Please note: As of April 2007, Composite Companies are no longer a legitimate option for UK contractors due to the NEW managed service companies legislation.
Visit our dedicated guide to Managed Service Companies to find out more.
A Managed Service Company, in the context of the definitions defined in the December 2006 Pre-Budget Report, refers to a service company that provides contractors with a composite company solution to manage their invoicing and accounting.
In a composite company scheme, typically up to 20 contractors become non director shareholders and the company is managed by the scheme provider. The contractors are then paid a low salary plus dividends in addition to claiming various expenses allowable under the corporate structure. This method of payment provides many financial benefits, since it avoids large amounts of national insurance and income tax that would otherwise be payable if the contractor was paid entirely by salary.
However, for a contractor to use a composite scheme they must be outside of the IR35 legislation - or not 'caught by IR35'. “IR35” is a piece of tax legislation announced in 1999, which took effect from April 2000.
HMRC’s intention was to tackle tax and National Insurance (NIC) avoidance schemes through the use of intermediaries, such as Partnerships or Personal Services Companies (PSC).
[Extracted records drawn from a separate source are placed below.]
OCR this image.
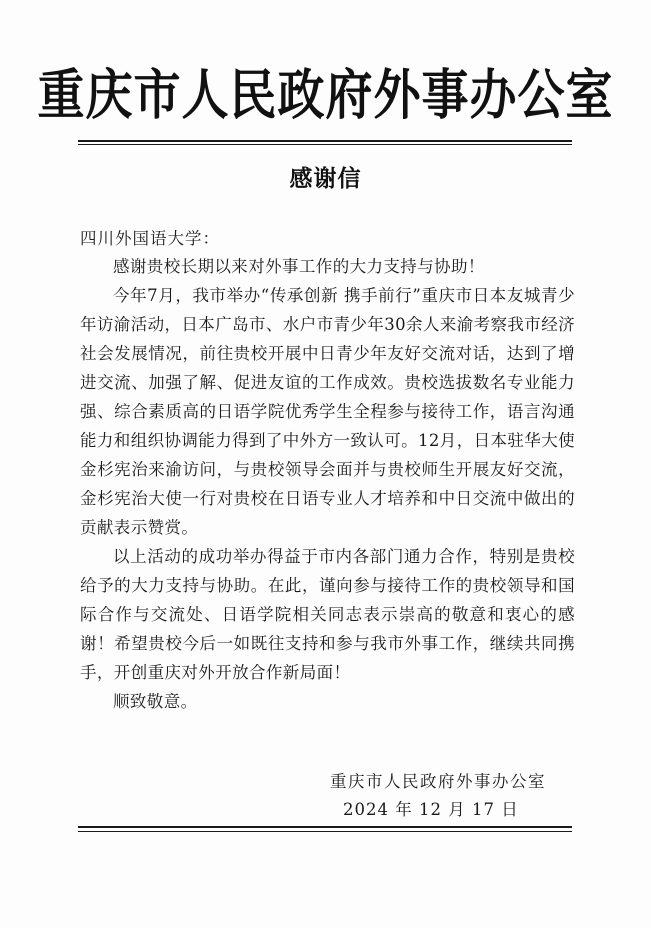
重庆市人民政府外事办公室
感谢信
四川外国语大学：

感谢贵校长期以来对外事工作的大力支持与协助！

今年7月，我市举办“传承创新 携手前行”重庆市日本友城青少年访渝活动，日本广岛市、水户市青少年30余人来渝考察我市经济社会发展情况，前往贵校开展中日青少年友好交流对话，达到了增进交流、加强了解、促进友谊的工作成效。贵校选拔数名专业能力强、综合素质高的日语学院优秀学生全程参与接待工作，语言沟通能力和组织协调能力得到了中外方一致认可。12月，日本驻华大使金杉宪治来渝访问，与贵校领导会面并与贵校师生开展友好交流，金杉宪治大使一行对贵校在日语专业人才培养和中日交流中做出的贡献表示赞赏。

以上活动的成功举办得益于市内各部门通力合作，特别是贵校给予的大力支持与协助。在此，谨向参与接待工作的贵校领导和国际合作与交流处、日语学院相关同志表示崇高的敬意和衷心的感谢！希望贵校今后一如既往支持和参与我市外事工作，继续共同携手，开创重庆对外开放合作新局面！

顺致敬意。

重庆市人民政府外事办公室
2024 年 12 月 17 日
Contractors often use the Limited Company as a PSC to obtain work either direct from an end client or via an agency. The Revenue’s view was that a large number of IT Consultants, Engineers, non-executive directors and “one man band companies” were often treated as self-employed when in fact they should have been treated as employees of the end Client. This was based on the terms and conditions that the Contractors worked under.
The Revenue argued that if the agency or the PSC were removed, a large number of contractors would really be “disguised employees” who should be included on the client payroll and have tax and NIC deducted each month. The Government announced the “rule changes” which would take effect from 6 April 2000.
The Revenue alleges in its Pre-Budget Report that many contractors are operating using composite company schemes via Managed Service Companies, even though their status was certainly one of being inside IR35. They allege that many companies and contractors were ignoring the legislation. Since the Revenue could not effectively challenge all the cases, the new legislation is intended to remove the issue by forcing all MSC contractors to pay tax as though they were an employee of their client, effectively ruling all workers using the scheme into an IR35 caught position.
Those contractors genuinely outside IR35 are expected to form their own limited companies, whilst those caught by IR35 will need to transfer to a simple PAYE type umbrella where all income is fully taxed.